Calico Jack was an infamous pirate active towards the end of the golden age of piracy, whose two most important claims to fame are the adoption of the Jolly Roger pirate’s flag, (whose black background with a skull and crossed sabers motif has served to represent pirates even to the present day) and the adoption of female crew members who become infamous pirates in their own right. It is known that he was English in origin, although further details of his pre-pirate life have escaped documentation.
Having served on the sloop of the captain Charles Vane, Calico Jack was promoted to captain of the pirate ship during a stand off involving a French man-o-war that the pirate crew wanted to capture. Vane refused to attempt engaging the large and heavily armed ship, but the overwhelming majority of pirates felt that the gains to be made merit the risk, and Vane was deposed in the resulting mutiny. By the year 1719, Calico Jack was at the head of his own small fleet that he quickly enlarged with daring exploits in which he would capture larger and more heavily armed ships through the use of strategy.
One of the most intriguing characteristics of Calico Jack’s pirate career was the allowance of women aboard his ships, although this took place in two separate situations: Anne Bonny eloped with the captain and joined the pirate crew, while Mary Read joined under the disguise of a man and was only later forced to divulge the secret of her gender to those onboard. Both of these women became famous and respected pirates in their time, tied to the successes of Calico Jack in the Caribbean waters.

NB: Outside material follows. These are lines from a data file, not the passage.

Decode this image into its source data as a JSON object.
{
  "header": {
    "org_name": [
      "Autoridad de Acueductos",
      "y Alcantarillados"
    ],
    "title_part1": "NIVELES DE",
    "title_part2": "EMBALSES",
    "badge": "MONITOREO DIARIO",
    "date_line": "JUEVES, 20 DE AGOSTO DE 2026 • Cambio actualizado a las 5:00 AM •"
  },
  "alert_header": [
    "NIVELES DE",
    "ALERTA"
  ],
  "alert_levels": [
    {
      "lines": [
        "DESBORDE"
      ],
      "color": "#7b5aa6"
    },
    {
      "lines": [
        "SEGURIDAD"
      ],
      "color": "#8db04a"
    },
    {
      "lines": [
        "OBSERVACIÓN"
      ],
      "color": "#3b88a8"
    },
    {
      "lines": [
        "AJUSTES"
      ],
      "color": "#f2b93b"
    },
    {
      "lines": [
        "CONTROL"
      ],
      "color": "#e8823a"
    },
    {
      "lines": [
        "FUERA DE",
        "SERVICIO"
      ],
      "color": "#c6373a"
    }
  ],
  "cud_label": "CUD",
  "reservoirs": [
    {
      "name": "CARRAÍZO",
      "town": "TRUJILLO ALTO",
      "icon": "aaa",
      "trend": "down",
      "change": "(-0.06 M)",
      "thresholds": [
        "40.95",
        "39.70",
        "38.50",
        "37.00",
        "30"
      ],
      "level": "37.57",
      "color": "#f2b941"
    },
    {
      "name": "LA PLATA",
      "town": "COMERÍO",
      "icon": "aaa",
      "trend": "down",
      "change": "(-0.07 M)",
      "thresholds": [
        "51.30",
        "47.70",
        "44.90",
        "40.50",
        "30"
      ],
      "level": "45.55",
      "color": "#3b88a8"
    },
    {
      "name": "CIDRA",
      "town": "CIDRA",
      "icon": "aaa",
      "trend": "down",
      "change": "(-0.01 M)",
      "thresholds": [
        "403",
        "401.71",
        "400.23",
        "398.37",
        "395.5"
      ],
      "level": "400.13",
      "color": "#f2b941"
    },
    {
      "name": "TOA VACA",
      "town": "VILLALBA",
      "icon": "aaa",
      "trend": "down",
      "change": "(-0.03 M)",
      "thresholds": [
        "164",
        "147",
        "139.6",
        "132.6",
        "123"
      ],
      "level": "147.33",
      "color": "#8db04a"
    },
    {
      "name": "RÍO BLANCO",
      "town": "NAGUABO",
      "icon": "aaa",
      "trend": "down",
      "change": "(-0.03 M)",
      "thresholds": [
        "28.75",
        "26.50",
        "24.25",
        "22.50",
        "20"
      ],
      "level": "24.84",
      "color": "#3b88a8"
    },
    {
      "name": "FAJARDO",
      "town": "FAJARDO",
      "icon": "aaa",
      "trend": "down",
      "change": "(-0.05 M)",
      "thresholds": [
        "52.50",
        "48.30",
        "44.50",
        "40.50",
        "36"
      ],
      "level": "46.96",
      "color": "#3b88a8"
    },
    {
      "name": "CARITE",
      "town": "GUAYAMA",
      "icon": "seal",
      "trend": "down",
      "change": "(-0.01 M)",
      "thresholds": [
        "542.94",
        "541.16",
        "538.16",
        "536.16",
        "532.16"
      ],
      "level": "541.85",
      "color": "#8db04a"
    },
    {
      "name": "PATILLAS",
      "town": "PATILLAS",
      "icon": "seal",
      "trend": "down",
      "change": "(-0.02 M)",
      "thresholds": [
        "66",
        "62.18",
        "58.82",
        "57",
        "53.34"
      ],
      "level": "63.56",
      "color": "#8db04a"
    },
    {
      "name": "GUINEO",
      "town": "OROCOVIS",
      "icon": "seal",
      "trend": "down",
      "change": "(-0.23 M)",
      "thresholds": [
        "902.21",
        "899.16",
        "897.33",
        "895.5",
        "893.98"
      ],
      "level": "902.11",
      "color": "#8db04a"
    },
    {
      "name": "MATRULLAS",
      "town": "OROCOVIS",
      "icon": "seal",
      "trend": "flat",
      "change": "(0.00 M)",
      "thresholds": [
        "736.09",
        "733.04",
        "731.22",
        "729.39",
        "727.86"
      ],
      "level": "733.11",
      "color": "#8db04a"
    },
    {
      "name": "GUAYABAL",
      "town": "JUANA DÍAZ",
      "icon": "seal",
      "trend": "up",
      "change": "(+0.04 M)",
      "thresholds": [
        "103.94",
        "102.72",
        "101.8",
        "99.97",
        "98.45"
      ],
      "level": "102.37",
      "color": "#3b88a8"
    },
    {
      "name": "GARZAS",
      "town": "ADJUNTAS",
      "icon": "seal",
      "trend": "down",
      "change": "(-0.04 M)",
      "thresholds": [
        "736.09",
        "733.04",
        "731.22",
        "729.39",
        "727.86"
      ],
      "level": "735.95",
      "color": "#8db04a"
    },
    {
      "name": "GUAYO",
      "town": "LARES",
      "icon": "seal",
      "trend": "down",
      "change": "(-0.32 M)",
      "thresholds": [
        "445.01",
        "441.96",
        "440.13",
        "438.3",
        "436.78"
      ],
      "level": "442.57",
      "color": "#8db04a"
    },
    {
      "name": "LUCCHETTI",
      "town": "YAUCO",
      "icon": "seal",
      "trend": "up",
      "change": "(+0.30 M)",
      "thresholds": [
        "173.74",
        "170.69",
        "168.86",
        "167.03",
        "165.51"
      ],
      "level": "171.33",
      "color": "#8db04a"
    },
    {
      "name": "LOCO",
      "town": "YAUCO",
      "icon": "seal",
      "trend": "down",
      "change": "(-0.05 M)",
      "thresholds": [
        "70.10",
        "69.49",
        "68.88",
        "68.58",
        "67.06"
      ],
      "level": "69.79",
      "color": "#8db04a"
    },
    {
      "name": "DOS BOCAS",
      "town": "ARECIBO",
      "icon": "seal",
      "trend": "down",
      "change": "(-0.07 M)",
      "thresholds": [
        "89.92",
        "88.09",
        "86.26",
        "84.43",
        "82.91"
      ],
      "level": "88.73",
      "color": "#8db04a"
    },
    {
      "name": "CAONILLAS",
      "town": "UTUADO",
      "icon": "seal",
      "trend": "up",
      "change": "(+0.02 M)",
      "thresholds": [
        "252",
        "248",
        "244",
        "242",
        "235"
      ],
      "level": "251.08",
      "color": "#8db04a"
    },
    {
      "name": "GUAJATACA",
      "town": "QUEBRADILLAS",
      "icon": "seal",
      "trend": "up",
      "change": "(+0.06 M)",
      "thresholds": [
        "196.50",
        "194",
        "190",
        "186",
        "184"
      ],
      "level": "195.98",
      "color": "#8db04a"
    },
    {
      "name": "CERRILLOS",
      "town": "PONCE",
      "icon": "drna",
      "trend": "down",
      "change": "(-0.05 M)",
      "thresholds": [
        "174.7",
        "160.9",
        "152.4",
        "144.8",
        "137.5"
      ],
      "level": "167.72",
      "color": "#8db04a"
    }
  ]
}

In 1720, the Governor of the Bahamas declared Calico Jack to be a top priority for pirate hunters in the area, and the pirate hunter Jonathan Barnet soon thereafter captured his crew. Barnet captured the crew in one fell swoop, while they were drunk, at anchor in Bry Harbour Bay, Jamaica. In the following month, Calico Jack was sentenced to hang along with the rest of his crew, save the two women who pleaded for a stay of execution on account of their pregnancies. By 1721, the crew had been legally executed and Calico Jack’s career of piracy was put to its end.